The second constraint is macroeconomic due to the impact on prices. “History tells us that it is not a good idea to devalue at the same time that tariffs are raised, and even less so if wages are used as anchors, because its impact on the inflation rate is enhanced. This suggests that the coordination between energy and economy in the context of a stabilization plan must run like clockwork,” Rojo said. 

Rojo added that in an exchange rate appreciation process, there may be pressure for a new devaluation, which implies higher energy costs and therefore higher subsidies. All this could lead to “efforts having been in vain.”

The third item, Rojo added, is regulatory “The energy sector has a very weak institutional framework. At the same time, there is legal precedent on tariff increases that makes it very clear that there are difficult decisions to be made. This is important to try to solve the tariff arrears because middle-income and low-income users pay only 18% and 15% of energy costs, respectively. In order to eliminate energy subsidies, as of February 2024, their tariffs should increase by a factor of 6 and 8, respectively.”

The middle class under the spotlight

Without details on how subsidies will be removed and what the future of segmentation will look like, all eyes are on the middle class segment that continues to receive subsidies and only pays 18% of energy costs.

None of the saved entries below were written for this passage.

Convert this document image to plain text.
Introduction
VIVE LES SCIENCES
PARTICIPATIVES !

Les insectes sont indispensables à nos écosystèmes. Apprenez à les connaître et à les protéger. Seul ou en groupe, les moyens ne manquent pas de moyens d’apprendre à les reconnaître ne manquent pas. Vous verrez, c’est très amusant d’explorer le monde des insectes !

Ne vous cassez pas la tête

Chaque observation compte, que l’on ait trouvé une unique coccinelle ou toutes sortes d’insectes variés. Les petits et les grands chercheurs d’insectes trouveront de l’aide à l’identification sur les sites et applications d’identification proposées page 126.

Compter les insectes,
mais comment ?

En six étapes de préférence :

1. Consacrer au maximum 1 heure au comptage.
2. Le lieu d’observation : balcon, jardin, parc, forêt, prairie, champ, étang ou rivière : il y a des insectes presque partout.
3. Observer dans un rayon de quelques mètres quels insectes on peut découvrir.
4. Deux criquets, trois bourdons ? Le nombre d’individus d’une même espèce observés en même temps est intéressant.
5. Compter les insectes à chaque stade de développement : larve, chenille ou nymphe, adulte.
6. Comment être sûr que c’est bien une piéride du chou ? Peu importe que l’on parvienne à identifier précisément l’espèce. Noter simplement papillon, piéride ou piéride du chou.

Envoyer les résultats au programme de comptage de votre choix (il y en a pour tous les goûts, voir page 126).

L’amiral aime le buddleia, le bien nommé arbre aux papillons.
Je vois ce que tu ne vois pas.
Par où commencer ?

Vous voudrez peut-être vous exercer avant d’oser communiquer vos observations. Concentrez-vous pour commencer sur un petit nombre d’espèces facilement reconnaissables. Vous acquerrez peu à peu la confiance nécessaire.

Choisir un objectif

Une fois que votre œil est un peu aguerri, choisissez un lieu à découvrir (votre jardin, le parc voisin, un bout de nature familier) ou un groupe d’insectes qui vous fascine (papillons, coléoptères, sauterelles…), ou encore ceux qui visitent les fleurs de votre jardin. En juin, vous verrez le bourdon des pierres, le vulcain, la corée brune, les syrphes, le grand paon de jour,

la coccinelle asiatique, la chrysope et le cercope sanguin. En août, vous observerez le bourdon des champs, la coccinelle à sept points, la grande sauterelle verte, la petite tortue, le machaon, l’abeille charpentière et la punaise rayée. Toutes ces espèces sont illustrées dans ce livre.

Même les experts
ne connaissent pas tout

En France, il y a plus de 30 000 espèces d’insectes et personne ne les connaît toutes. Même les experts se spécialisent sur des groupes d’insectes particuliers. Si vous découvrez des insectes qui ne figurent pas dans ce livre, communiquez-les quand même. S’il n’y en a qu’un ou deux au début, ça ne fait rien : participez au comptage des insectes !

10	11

Rojo places this sector under the spotlight. “Middle-income users are in a particular situation. Income for those on the lower end is close to that of people in low-income sectors, while those in the upper end share income levels with the wealthiest households. This is relevant because, in the process of transitioning from the current segmentation to a rational regulatory criterion of targeted subsidies, it is not so much the level of household wealth, which is one of the decision variables for assigning segments, that matters, but income level as well. This suggests that there is a portion of middle-income users that are among the 15% to 20% of the country’s wealthiest population and are paying only 18% of the cost of energy. On the other extreme, this segment also contains households with similar characteristics to those with low incomes. In other words, we need to have a more rigorous treatment when trying to solve the tariff arrears for these users,” he explained.